Benchmarks Of GCC 4.5.0 Compiler Performance

Written by Michael Larabel in Software on 19 April 2010 at 01:00 AM EDT. Page 2 of 6. 44 Comments.

Beginning with measuring how long it took to build the Apache 2.2.11 web server with each GCC release, with the 4.5 release it took almost 8% more time to build than it did in GCC 4.3.0/4.4.0. This slower build process of Apache in GCC 4.5 may be attributed to the Link-Time Optimization (LTO) or other new work merged into GCC in the last year. The Link-Time Optimization is described on the GCC Wiki as "Link Time Optimization (LTO) gives GCC the capability of dumping its internal representation (GIMPLE) to disk, so that all the different compilation units that make up a single executable can be optimized as a single module. This expands the scope of inter-procedural optimizations to encompass the whole program (or, rather, everything that is visible at link time)."

Similarly, building PHP with GCC 4.5.0 was about 7% slower than in GCC 4.3.0/4.4.0.

With building ImageMagick under GCC 4.5 it ended up taking almost 11% more time to complete.
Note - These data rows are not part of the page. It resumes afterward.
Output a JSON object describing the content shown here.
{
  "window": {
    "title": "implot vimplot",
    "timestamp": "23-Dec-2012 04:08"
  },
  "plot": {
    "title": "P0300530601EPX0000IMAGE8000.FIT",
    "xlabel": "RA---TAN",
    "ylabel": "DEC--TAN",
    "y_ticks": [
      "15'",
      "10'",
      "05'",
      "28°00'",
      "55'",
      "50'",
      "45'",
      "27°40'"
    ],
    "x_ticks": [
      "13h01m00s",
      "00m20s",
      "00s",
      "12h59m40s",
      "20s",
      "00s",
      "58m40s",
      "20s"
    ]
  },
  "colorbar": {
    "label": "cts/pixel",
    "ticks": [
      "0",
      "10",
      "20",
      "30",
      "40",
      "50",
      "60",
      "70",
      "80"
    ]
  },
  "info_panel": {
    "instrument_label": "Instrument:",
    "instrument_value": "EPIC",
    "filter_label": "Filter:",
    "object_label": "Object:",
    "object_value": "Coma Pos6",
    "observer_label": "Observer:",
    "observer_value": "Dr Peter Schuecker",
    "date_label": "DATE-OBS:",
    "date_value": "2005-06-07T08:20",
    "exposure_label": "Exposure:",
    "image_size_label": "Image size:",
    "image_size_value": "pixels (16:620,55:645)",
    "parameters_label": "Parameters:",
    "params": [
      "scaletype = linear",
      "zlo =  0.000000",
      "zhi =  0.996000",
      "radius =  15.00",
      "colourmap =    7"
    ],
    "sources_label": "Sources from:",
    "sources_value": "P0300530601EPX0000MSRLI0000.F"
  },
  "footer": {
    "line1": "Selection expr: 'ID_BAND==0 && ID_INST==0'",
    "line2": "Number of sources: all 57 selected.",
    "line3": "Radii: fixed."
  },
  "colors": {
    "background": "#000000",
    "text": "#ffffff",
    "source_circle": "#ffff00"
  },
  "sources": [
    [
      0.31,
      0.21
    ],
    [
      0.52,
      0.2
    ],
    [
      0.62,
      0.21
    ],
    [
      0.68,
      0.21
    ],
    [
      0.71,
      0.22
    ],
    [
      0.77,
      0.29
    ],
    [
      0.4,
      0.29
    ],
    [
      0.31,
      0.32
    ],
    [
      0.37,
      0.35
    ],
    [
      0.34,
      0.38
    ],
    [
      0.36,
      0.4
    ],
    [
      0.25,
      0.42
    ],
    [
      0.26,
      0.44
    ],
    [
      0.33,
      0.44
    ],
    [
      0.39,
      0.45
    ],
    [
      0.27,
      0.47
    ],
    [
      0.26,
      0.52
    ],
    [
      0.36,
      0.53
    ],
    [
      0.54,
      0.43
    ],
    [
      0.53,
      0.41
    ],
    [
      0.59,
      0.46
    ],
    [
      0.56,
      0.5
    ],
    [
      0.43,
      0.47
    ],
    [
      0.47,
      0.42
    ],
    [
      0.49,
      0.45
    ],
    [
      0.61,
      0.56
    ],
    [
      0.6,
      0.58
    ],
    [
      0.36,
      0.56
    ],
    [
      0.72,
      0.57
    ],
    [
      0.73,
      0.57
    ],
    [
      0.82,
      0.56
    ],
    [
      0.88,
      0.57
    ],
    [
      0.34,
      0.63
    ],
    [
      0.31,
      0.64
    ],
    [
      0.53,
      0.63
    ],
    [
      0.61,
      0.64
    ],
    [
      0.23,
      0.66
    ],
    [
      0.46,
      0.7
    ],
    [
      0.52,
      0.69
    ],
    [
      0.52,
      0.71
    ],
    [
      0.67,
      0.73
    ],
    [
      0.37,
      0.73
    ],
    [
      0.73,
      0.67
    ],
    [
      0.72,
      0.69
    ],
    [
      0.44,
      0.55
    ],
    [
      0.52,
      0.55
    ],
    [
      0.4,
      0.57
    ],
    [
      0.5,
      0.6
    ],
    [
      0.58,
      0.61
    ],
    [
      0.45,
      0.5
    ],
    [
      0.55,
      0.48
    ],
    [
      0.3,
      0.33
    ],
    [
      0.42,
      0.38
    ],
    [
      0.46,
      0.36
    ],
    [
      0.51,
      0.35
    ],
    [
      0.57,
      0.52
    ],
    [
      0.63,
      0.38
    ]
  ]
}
Starting with our benchmarks that are looking at the performance of the generated binaries under the past three GCC releases was 7-Zip. Right from the start, GCC 4.5.0 proved to be faster with 7-Zip than in GCC 4.3.0 or 4.4.0. GCC 4.4.0 had regressed slightly in its performance compared to GCC 4.3.0, but that was cleared up with 4.5.0 where it is now running faster than the 4.3 release.